PSIS Semarang kembali menuai hasil buruk. Tim berjulukan Mahesa Jenar itu kalah 1-2 saat berhadapan dengan Madura United, Jumat (28/1/2012) malam WIB.

Di laga itu, dua gol Madura United dicetak oleh Renan Silva dan Beto Goncalves. Sementara itu, satu gol dari PSIS dicetak oleh penyerang asing baru mereka, Chevaughn Walsh.

Ini adalah kekalahan ketiga PSIS Semarang dalam lima pertandingan terakhir. Sebelumnya, Wallace Costa dan kolega kalah dari Persipura Jayapura dan Persija Jakarta.

Selain itu, kekalahan itu juga membuat PSIS kian menjauh dari papan atas klasemen. Kini, tim asuhan Dragan Djukanovic dan kolega turun ke posisi tujuh klasemen.

PSIS baru mengumpulkan 31 poin dari 21 pertandingan. Mereka tertinggal jauh delapan poin dari Persebaya Surabaya yang ada di posisi keempat. Dengan catatan, Persebaya baru bermain 20 kali.

Pelatih PSIS Semarang, Dragan Djukanovic menyatakan ia sudah menduga laga ini akan berjalan berat untuk tim asuhannya. Ia menilai para pemain Madura United punya kualitas individu yang sangat baik.

Di laga ini, para pemain asing Madura United memang sangat berperan pada kemenangan mereka. Terutama trio berdarah Brasil yang ada di lini depan mereka yakni Hugo Gomes, Beto Goncalves, dan Renan Silva.

Belum lagi ada pemain lokal yang punya kreativitas bagus seperti Bayu Gatra Sanggiawan. Keempatnya sangat berperan dalam merepotkan lini belakang PSIS di laga ini.

“Seperti yang saya bilang sebelumnya pertandingan ini akan sulit, karena Madura punya tim bagus dengan kualitas individu yang bagus dan kami tahu ini sebelum laga,” ujar Djukanovic dalam sesi konferensi pers selepas laga.

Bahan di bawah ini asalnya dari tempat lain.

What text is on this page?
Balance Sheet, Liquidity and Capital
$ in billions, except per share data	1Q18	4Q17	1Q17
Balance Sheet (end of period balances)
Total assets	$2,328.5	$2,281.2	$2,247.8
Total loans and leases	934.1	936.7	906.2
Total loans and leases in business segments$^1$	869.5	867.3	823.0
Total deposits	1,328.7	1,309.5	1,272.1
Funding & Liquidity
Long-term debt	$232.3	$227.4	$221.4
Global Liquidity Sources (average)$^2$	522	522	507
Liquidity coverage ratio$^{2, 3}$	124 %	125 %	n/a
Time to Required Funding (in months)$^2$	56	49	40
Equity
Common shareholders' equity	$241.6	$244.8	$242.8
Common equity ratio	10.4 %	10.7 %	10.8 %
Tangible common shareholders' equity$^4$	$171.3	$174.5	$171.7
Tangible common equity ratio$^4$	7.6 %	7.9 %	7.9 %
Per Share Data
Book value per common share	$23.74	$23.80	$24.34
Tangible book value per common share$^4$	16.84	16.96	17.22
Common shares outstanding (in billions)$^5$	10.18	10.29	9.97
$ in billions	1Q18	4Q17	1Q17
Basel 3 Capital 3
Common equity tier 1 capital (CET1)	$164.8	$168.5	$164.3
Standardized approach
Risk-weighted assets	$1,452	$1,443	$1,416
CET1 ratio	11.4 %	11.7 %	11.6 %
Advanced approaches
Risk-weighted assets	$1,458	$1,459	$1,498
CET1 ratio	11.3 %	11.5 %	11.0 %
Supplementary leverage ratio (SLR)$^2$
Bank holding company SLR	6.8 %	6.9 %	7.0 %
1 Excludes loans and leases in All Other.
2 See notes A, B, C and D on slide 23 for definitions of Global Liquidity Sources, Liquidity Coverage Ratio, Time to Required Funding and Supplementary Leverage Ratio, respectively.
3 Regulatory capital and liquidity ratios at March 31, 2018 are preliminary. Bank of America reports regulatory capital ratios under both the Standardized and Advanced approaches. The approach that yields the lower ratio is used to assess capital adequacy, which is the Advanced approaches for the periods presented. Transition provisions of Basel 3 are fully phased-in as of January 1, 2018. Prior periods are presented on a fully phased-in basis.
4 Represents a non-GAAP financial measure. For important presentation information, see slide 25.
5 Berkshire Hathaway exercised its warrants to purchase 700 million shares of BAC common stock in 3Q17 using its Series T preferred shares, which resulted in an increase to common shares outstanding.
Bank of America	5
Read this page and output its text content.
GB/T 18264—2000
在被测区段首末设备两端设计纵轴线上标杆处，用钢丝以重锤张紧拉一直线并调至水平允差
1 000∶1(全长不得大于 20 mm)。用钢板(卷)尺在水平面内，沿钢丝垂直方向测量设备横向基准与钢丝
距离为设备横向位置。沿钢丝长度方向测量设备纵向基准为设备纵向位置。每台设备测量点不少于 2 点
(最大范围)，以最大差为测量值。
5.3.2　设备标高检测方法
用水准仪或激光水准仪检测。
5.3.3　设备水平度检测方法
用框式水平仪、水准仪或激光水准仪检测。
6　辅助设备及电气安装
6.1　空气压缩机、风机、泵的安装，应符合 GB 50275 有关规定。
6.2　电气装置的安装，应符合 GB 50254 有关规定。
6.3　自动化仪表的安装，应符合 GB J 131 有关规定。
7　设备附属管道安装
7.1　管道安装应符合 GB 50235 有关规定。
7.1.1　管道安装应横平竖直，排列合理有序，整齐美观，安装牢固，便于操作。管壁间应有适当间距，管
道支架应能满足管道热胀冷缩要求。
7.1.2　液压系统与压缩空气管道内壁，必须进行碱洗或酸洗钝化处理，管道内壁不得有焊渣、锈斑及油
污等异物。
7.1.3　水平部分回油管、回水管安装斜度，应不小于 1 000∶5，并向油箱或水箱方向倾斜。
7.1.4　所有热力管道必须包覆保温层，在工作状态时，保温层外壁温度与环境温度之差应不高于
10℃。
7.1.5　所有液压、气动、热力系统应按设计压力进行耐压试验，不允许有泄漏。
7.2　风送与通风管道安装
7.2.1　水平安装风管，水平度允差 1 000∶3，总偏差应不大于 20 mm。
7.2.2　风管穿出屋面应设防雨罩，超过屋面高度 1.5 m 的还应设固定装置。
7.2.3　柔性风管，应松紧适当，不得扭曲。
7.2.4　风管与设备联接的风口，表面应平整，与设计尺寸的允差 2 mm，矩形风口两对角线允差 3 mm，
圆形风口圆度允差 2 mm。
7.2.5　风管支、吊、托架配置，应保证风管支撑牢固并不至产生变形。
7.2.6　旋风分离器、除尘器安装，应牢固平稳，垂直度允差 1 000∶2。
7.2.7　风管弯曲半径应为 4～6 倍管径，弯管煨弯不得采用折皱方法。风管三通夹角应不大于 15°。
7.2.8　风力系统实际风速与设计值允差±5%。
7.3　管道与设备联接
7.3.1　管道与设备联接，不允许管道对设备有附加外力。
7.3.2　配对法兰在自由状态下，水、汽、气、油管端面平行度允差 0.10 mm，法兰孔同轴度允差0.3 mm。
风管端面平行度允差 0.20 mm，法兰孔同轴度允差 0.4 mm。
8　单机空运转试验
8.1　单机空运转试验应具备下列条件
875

Dua gol yang masuk ke gawang PSIS terjadi di awal babak pertama. Tepatnya pada menit ke-14 dan menit ke-17 babak pertama.

Hal itu jadi sorotan tersendiri bagi Djukanovic. Bahkan, pelatih asal Montenegro itu menyebut permainan PSIS di 30 menit awal babak pertama sangat mengecewakan.

“30 menit pertama, tim kami buruk sekali tanpa agresifitas dan tanpa mental bertanding. Kami kalah secara taktik di 30 menit babak pertama,” ujarnya.

“Kami juga kEbobolan dua gol bodoh dari kesalahan pemain belakang setelah itu sulit untuk comeback,” keluh Djukanovic.